I was a whirlwind today. I cleaned the boys’ room, removing four garbage bags of junk and clutter. I carried all the bags—in addition to several armfuls of various broken toys—to the trash bin in the alley. I organized all of their remaining toys and books and various collections of peculiar things. I made their beds. I vacuumed their room (after finally figuring out how to turn the damn thing on). Then I proceeded to vacuum the hallway and the living rom. I even vacuumed the bathroom rug.
Then I baked cookies. From scratch. From a cookbook my son picked out at the library. A Star Wars cookbook. I made Sand Trooper Sandies. In the shape of stars. What the hell??
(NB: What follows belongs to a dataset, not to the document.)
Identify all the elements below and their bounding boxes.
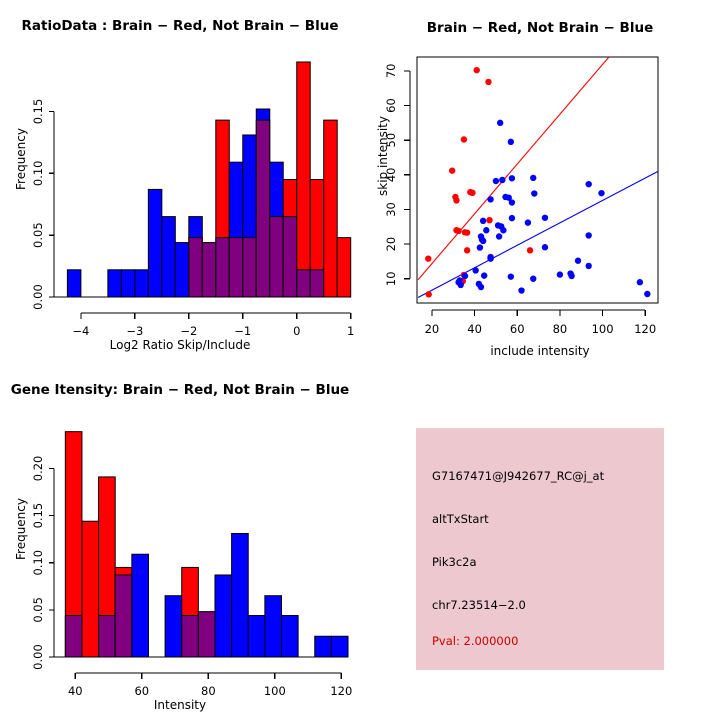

Then I washed all the dishes and ran the dishwasher.
Then I bathed all three of my children.
Then I emptied the dishwasher. Seriously. Me. The woman who has been known (ssshhhh…don’t tell Ruanita) to re-run a dishwasher full of dishes to avoid putting them away, actually emptied the dishwasher of my own accord.
Then I went to the grocery store.
Then I made a huge pot of homemade chicken and dumplings for dinner. From scratch!
Then—and this is the kicker—I washed the dumpling pot. That does not sound like much, but I am a firm believer in “the soak.” I believe that all large pots should soak overnight before being washed. Yes, I am fully aware that my beloved partner, who tends much less toward a squalorly lifestyle than me, cannot stand a pot in the sink and will likely wash it before my prerequisite 24-hour soak is up. But I should not squelch my own beliefs simply because of her eccentricities. Right?
So what in the hell is wrong with me today? Have I lived with Ruanita for so long that I am turning into her? Is the nearly-orgasmic pleasure of purging more powerful than my genetic disposition toward disarray? Was the sweet swan song of dumplings more than my apathetic psyche could resist?
I don’t know the answer. Hence, my hypothesis about the body-snatching, decade-hopping, homemaker. It’s really the only feasible explanation I can come up with.